There is also Lee’s much loved gender-nonconforming fictional characters “Scout” and “Dill” in To Kill a Mockingbird.
Scout is a tomboy and Dill is a little sissy which inextricably connected gay readers to the novel and Lee. Young gay readers came away from the novel feeling that there was someone else like him or her, either Scout or her friend Dill. So loved and lauded are Scout and Dill in the American gay literary canon that To Kill a Mockingbird is ranked at number 57 on Publishing Triangle‘s list of The 100 Best Lesbian And Gay Novels.

Her childhood friend Capote, the author of Breakfast At Tiffany’s (1961) and In Cold Blood (1966) was notoriously, outrageously gay.
Lee had moved to New York City in 1949 to be a writer, but perhaps also, to be more authentic and open. She only returned to Monroeville permanently after suffering a stroke in 2007.
Lee had a wry sense of irony. When told that her book had great appeal for children, Lee stated:
“But I hate children. I can’t stand them.“
Lee became a great friend to Gregory Peck, who won an Academy Award for his portrayal of the ultimate father, Atticus Finch, in the film version of To Kill A Mockingbird. She remained close to the actor’s family after his passing. Peck’s grandson, Harper Peck Voll, is named for her. In 2005, Lee was portrayed on film twice, in two completely different Capote bio-pics, by Catherine Keener in Capote (Oscar nomination), and Sandra Bullock in Infamous.
In 2007, President George W. Bush awarded Lee the Presidential Medal of Freedom, the first of several high honors. She received the National Medal of Arts, presented to her by President Barack Obama in 2010.
In 2013, Lee was forced to file a lawsuit to regain the copyright to To Kill A Mockingbird, seeking damages from the estate of her former literary agent. Lee claimed that the agent had engaged in a scheme to dupe her into assigning him the copyright on the book in 2007, when her hearing and eyesight were in decline, and she was residing in an assisted-living facility after having suffered a stroke.
She finished her first novel in 1955 and she waited five years to publish it on the advice of her editor who worried it would be too provocative. Lee’s second novel, Go Set A Watchman was published in July 2016, 55 years after her first. It was controversially published as a sequel to To Kill a Mockingbird, although it has been confirmed that it actually was the first draft of the famous novel. Go Set A Watchman is set some 20 years after the first book, with Scout returning as an adult from New York City to visit her father in Alabama. It received nearly unanimously bad reviews and much talk about the revelation of the racism of its main characters, and much speculation about the health and reasoning powers of Lee for allowing it to be published. Personally, I chose to skip it altogether and just reread To Kill A Mockingbird instead.

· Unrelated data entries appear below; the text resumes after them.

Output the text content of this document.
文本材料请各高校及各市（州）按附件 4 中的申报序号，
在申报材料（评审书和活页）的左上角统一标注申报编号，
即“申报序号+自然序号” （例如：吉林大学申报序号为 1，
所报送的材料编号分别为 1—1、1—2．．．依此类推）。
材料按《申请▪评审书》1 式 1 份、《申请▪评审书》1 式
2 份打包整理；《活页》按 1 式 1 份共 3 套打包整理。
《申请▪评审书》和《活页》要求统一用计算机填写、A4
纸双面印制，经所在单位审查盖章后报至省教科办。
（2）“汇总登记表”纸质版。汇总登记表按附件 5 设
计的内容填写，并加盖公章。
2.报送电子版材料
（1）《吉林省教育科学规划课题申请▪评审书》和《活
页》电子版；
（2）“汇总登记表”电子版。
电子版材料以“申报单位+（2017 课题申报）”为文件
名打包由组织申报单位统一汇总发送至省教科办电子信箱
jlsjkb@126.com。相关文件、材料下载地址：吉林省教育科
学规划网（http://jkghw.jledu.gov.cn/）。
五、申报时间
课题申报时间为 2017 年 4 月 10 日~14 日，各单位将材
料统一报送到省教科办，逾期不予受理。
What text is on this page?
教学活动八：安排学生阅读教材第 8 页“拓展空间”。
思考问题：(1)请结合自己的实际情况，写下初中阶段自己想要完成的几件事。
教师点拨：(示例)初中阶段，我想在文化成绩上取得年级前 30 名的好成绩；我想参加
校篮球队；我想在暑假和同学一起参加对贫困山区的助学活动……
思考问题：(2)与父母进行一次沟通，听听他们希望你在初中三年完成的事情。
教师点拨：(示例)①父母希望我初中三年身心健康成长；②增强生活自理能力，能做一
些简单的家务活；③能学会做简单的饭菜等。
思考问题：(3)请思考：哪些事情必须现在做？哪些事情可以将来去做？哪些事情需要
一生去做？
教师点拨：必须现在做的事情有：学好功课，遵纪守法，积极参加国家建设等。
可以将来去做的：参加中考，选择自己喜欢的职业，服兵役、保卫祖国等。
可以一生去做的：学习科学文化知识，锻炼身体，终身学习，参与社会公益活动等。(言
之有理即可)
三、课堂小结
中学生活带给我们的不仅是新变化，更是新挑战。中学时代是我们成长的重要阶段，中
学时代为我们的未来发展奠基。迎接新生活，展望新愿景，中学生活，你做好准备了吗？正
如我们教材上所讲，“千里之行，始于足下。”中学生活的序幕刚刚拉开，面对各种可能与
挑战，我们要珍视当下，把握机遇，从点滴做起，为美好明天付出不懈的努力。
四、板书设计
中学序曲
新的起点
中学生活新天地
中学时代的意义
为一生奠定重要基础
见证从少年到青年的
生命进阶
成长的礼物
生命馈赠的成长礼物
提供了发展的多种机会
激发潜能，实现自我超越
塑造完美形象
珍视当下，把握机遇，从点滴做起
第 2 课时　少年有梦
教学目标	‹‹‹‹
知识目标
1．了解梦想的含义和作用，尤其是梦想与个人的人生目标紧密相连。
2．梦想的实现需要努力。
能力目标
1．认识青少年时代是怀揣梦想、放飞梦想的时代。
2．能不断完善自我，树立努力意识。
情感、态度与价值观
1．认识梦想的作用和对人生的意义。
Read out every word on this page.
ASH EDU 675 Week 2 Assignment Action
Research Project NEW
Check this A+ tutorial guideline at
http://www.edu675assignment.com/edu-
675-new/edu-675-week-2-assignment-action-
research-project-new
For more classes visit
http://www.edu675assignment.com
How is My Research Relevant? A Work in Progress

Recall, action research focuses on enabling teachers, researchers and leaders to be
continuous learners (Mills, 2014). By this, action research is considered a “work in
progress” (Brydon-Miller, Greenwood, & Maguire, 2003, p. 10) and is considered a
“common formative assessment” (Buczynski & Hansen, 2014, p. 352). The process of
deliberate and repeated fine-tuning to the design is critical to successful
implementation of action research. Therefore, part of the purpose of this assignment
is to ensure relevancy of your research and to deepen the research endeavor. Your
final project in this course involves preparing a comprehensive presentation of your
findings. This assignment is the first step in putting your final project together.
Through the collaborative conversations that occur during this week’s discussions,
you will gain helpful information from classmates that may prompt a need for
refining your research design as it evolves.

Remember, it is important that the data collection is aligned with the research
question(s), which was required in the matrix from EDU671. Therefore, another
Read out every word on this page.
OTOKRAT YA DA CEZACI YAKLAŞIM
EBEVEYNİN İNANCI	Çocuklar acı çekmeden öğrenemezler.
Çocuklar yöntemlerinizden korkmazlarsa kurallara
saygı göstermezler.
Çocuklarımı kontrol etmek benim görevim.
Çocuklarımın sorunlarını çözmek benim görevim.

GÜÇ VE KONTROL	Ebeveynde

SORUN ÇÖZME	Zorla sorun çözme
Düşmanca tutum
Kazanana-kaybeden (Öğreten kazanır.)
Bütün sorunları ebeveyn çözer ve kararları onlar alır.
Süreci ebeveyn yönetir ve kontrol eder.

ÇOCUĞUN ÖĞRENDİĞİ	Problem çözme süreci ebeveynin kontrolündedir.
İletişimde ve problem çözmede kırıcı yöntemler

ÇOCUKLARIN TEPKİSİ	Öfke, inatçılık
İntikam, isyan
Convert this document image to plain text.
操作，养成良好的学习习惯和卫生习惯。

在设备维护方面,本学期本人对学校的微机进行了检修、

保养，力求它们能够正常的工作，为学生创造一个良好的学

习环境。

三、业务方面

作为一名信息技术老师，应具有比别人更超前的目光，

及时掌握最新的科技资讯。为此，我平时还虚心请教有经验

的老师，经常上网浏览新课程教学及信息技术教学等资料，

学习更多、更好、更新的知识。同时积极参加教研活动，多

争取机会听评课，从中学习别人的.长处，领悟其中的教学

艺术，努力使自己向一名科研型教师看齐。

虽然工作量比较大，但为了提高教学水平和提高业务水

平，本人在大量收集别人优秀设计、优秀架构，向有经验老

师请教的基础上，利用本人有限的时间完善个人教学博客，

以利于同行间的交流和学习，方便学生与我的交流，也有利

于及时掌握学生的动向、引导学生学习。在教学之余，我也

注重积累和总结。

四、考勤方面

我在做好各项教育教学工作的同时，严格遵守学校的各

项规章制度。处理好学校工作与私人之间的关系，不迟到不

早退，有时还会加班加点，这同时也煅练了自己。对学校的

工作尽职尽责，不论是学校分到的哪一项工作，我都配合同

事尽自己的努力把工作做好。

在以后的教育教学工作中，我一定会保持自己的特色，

Lee lived a quiet life after she returned to Monroeville, up until she left this world in 2016. She stayed active, moving easily around the town, protected from the press and unwanted fans by her neighbors. She avoided anything to do with her popular novel which is still selling a million copies a year, having never been out of print.
The public will never know if Lee was gay or straight. She has taken the answer about her sexual orientation to her grave, and may we all rest in peace with it.